To reach the Ralligflue, we had to cross a smooth green lawn completely covered with the sweet vanilla orchis (O. nigra), which perfumed the air almost too powerfully.  No one can ever fully appreciate the grandeur of the lion-like Niesen till he has seen it from this verdant little paradise, on the slope near the Bergli Chalet, with a diminutive limpid lake in the meadow at his feet, and the blue lake of Thun below.  The Kanderthal and the Simmenthal lie exposed from their entrance at the foot of the Niesen; and when the winding Kanderthal is lost, the Adelbodenthal takes up the telescope, and guides the eye to the parent glaciers.  This view I was fortunately able to enjoy rather longer than that from the mouth of the Schafloch; for we had made such rapid way, that Christian found there was time for a meal of milk in the chalet, and meanwhile left me lying in perfect luxury on the sweet grass.

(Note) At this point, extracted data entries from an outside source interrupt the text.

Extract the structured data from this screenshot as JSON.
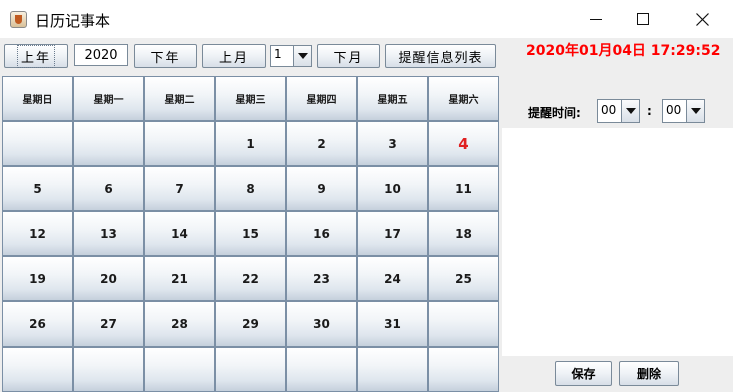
{
  "window": {
    "title": "日历记事本",
    "minimize_icon": "minimize-icon",
    "maximize_icon": "maximize-icon",
    "close_icon": "close-icon"
  },
  "toolbar": {
    "prev_year_label": "上年",
    "year_value": "2020",
    "next_year_label": "下年",
    "prev_month_label": "上月",
    "month_value": "1",
    "next_month_label": "下月",
    "reminder_list_label": "提醒信息列表"
  },
  "calendar": {
    "weekdays": [
      "星期日",
      "星期一",
      "星期二",
      "星期三",
      "星期四",
      "星期五",
      "星期六"
    ],
    "days": [
      "",
      "",
      "",
      "1",
      "2",
      "3",
      "4",
      "5",
      "6",
      "7",
      "8",
      "9",
      "10",
      "11",
      "12",
      "13",
      "14",
      "15",
      "16",
      "17",
      "18",
      "19",
      "20",
      "21",
      "22",
      "23",
      "24",
      "25",
      "26",
      "27",
      "28",
      "29",
      "30",
      "31",
      "",
      "",
      "",
      "",
      "",
      "",
      "",
      ""
    ],
    "today": "4",
    "today_color": "#e02020"
  },
  "side": {
    "datetime": "2020年01月04日 17:29:52",
    "datetime_color": "#ff0000",
    "remind_label": "提醒时间:",
    "hour_value": "00",
    "colon": ":",
    "minute_value": "00",
    "save_label": "保存",
    "delete_label": "删除"
  }
}
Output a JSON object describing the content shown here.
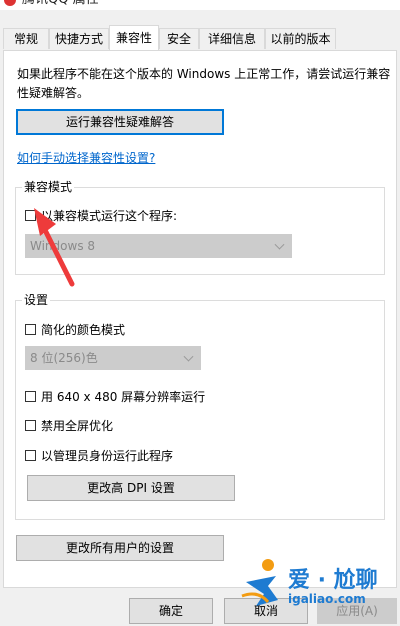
{
  "window": {
    "title": "腾讯QQ 属性"
  },
  "tabs": [
    {
      "label": "常规"
    },
    {
      "label": "快捷方式"
    },
    {
      "label": "兼容性"
    },
    {
      "label": "安全"
    },
    {
      "label": "详细信息"
    },
    {
      "label": "以前的版本"
    }
  ],
  "active_tab": "兼容性",
  "intro_text": "如果此程序不能在这个版本的 Windows 上正常工作，请尝试运行兼容性疑难解答。",
  "troubleshoot_button": "运行兼容性疑难解答",
  "manual_link": "如何手动选择兼容性设置?",
  "compat_mode": {
    "group_label": "兼容模式",
    "checkbox_label": "以兼容模式运行这个程序:",
    "checked": false,
    "select_value": "Windows 8"
  },
  "settings": {
    "group_label": "设置",
    "reduced_color": {
      "label": "简化的颜色模式",
      "checked": false
    },
    "color_select_value": "8 位(256)色",
    "run_640": {
      "label": "用 640 x 480 屏幕分辨率运行",
      "checked": false
    },
    "disable_fullscreen": {
      "label": "禁用全屏优化",
      "checked": false
    },
    "run_as_admin": {
      "label": "以管理员身份运行此程序",
      "checked": false
    },
    "dpi_button": "更改高 DPI 设置"
  },
  "all_users_button": "更改所有用户的设置",
  "footer": {
    "ok": "确定",
    "cancel": "取消",
    "apply": "应用(A)"
  },
  "watermark": {
    "cn": "爱 · 尬聊",
    "en": "igaliao.com"
  },
  "colors": {
    "link": "#0066cc",
    "accent": "#0078d7",
    "arrow": "#ee3b3b",
    "watermark": "#1e7bd1"
  }
}
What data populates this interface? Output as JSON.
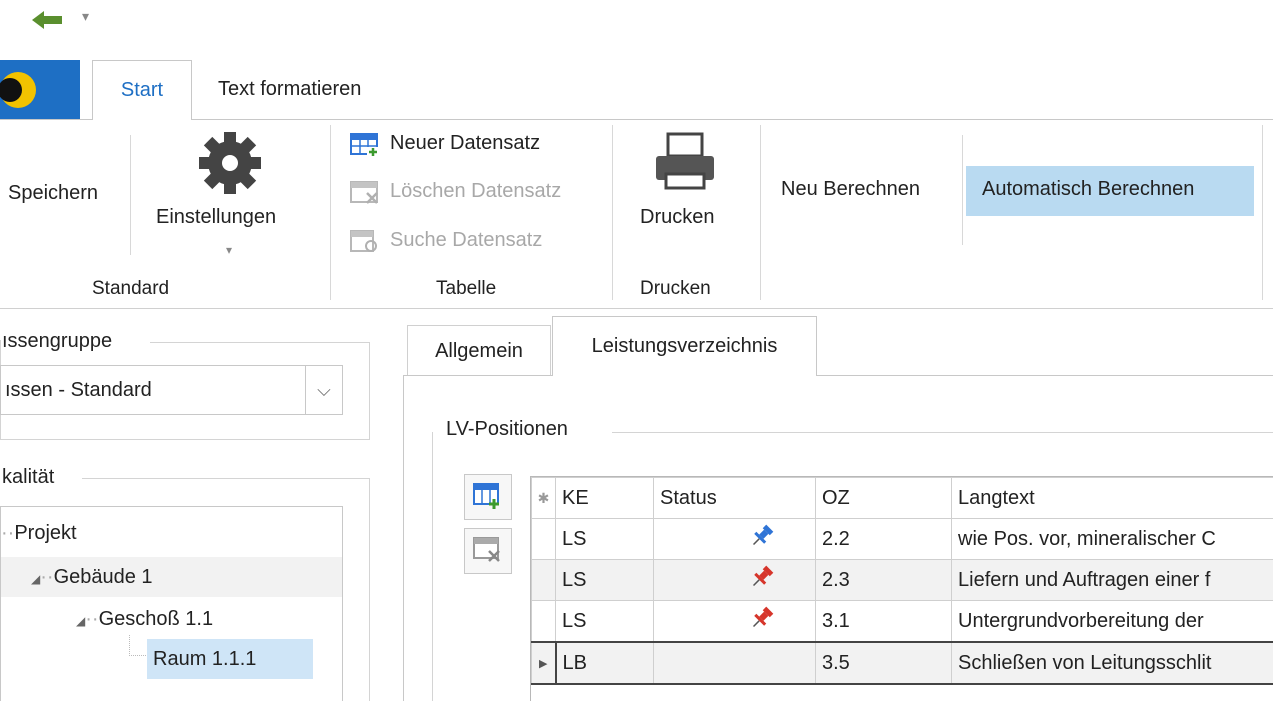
{
  "ribbon": {
    "tabs": [
      "Start",
      "Text formatieren"
    ],
    "buttons": {
      "speichern": "Speichern",
      "einstellungen": "Einstellungen",
      "neuer_datensatz": "Neuer Datensatz",
      "loeschen_datensatz": "Löschen Datensatz",
      "suche_datensatz": "Suche Datensatz",
      "drucken": "Drucken",
      "neu_berechnen": "Neu Berechnen",
      "automatisch_berechnen": "Automatisch Berechnen"
    },
    "groups": [
      "Standard",
      "Tabelle",
      "Drucken"
    ]
  },
  "left_panel": {
    "group1_title": "ıssengruppe",
    "combo_value": "ıssen - Standard",
    "group2_title": "kalität",
    "tree": [
      "Projekt",
      "Gebäude 1",
      "Geschoß 1.1",
      "Raum 1.1.1"
    ]
  },
  "detail_tabs": [
    "Allgemein",
    "Leistungsverzeichnis"
  ],
  "lv_group_title": "LV-Positionen",
  "grid": {
    "columns": [
      "KE",
      "Status",
      "OZ",
      "Langtext"
    ],
    "rows": [
      {
        "ke": "LS",
        "status": "pin-blue",
        "oz": "2.2",
        "langtext": "wie Pos. vor, mineralischer C"
      },
      {
        "ke": "LS",
        "status": "pin-red",
        "oz": "2.3",
        "langtext": "Liefern und Auftragen einer f"
      },
      {
        "ke": "LS",
        "status": "pin-red",
        "oz": "3.1",
        "langtext": "Untergrundvorbereitung der"
      },
      {
        "ke": "LB",
        "status": "",
        "oz": "3.5",
        "langtext": "Schließen von Leitungsschlit"
      }
    ]
  },
  "colors": {
    "accent": "#1e6fc4",
    "highlight": "#b9daf1",
    "pin_blue": "#2f74d6",
    "pin_red": "#d6352b"
  }
}
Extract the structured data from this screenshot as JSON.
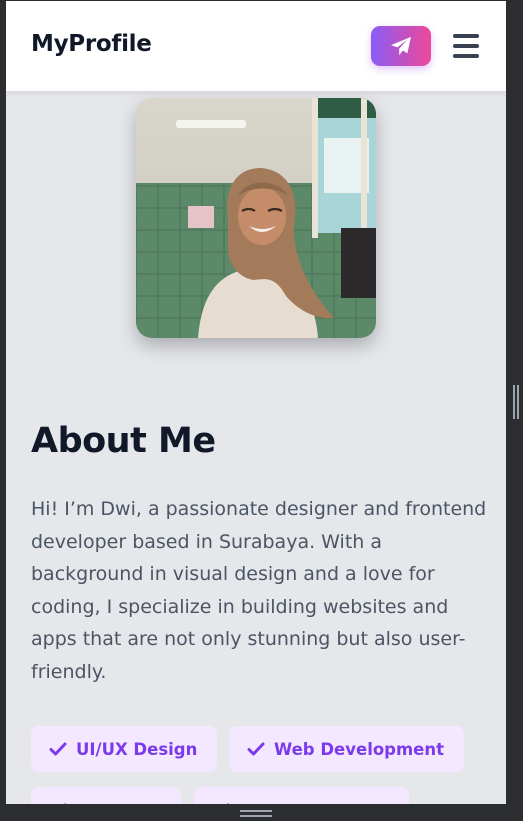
{
  "navbar": {
    "brand": "MyProfile",
    "send_icon": "paper-plane-icon",
    "menu_icon": "hamburger-menu-icon",
    "accent_gradient": [
      "#8b5cf6",
      "#ec4899"
    ]
  },
  "profile": {
    "photo_icon": "profile-photo"
  },
  "about": {
    "title": "About Me",
    "text": "Hi! I’m Dwi, a passionate designer and frontend developer based in Surabaya. With a background in visual design and a love for coding, I specialize in building websites and apps that are not only stunning but also user-friendly."
  },
  "skills": [
    {
      "label": "UI/UX Design",
      "icon": "check-icon"
    },
    {
      "label": "Web Development",
      "icon": "check-icon"
    },
    {
      "label": "",
      "icon": "check-icon"
    },
    {
      "label": "",
      "icon": "check-icon"
    }
  ],
  "colors": {
    "page_bg": "#e5e7eb",
    "tag_bg": "#f3e8ff",
    "tag_text": "#7c3aed",
    "heading": "#111827",
    "body_text": "#4b5563"
  }
}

From the Ralligflue a long and remarkably steep zigzag leads to the lower ground, and down this Christian ran at full speed, jodeling in a most trying manner; indeed, at one of the sudden turns of the path he went off triumphantly into a falsetto so unearthly, that he lost his legs, and landed in a promiscuous sort of way on a lower part of the zigzag, after which he was slower and less vocal.